The great horror at hundreds of dead civilians in eastern Ukraine, who were discovered after the withdrawal of Russian troops, resulted in new sanctions not only from the EU against Russia and makes further measures more likely. These increasingly harm the countries that impose them. Hardly anyone expects the war to end quickly anyway.

Hesitant ECB

The central banks also provided a lot to talk about this week. The American Federal Reserve is determined to tighten its monetary policy even more than previously expected in the fight against inflation. It intends to sharply tighten interest rates and, probably as early as May, rapidly reduce its balance sheet by throwing debt instruments that it has acquired in previous years onto the market. That prospect sent stocks and bonds alike falling midweek. Europe’s currency watchdogs, on the other hand, remain hesitant. In view of the high level of inflation, the Governing Council of the ECB had already struggled fiercely in March over how to proceed, particularly with regard to interest rate hikes. Inflation in the euro area is 7.5 percent, the highest level since the introduction of the euro. At 7.3 percent, the inflation rate in Germany is as high as it was 40 years ago.
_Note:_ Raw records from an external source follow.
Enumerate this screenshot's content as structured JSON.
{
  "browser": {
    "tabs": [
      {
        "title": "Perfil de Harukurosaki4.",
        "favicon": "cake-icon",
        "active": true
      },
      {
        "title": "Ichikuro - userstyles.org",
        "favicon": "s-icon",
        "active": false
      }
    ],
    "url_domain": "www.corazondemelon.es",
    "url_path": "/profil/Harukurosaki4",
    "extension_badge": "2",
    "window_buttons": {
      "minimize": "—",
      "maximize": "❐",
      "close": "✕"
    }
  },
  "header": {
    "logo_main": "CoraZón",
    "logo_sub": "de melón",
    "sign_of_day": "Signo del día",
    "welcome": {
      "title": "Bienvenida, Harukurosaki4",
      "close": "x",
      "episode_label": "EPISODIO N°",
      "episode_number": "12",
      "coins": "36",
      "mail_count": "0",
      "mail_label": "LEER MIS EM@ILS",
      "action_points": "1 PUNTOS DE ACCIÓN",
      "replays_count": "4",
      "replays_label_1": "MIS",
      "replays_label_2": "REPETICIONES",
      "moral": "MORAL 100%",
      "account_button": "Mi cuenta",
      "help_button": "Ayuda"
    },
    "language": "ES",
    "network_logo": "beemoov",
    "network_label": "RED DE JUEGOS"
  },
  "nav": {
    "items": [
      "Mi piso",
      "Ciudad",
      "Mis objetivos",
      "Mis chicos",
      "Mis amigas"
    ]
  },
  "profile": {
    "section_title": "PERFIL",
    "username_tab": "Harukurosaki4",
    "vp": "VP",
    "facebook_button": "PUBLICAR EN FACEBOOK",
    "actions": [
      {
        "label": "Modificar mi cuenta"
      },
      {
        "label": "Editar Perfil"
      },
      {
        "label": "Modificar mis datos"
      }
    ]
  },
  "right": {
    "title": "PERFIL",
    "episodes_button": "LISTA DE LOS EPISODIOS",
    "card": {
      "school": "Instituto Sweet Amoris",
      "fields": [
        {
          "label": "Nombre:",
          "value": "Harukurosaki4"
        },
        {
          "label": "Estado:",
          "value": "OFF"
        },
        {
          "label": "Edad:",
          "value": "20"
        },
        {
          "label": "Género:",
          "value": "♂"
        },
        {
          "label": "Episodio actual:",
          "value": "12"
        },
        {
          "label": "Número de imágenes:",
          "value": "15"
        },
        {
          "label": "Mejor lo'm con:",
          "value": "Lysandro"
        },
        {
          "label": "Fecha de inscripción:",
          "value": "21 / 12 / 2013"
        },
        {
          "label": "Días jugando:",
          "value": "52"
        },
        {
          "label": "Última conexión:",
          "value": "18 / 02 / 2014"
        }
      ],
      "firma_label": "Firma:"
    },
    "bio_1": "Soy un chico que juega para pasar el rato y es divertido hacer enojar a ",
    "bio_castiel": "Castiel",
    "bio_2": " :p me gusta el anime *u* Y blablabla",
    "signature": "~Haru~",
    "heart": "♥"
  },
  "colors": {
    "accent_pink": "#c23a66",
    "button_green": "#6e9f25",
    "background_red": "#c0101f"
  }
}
In this environment, stock markets remain volatile. The Dax has lost about 10 percent of its value since the beginning of the year. An attempt to recover on Friday at least reduced the weekly balance of the selection index to a small minus. On the other hand, the situation on the oil market has eased somewhat. For the first time since mid-March, the Brent price fell below $100 a barrel (159 liters) at times. Gold, on the other hand, remained in demand as a safe haven, although inflows into funds have recently only been moderate.

Many economists expect raw material prices to continue to rise and inflation to persist for the time being. Investors should probably get used to deeply negative real interest rates and higher geopolitical risks.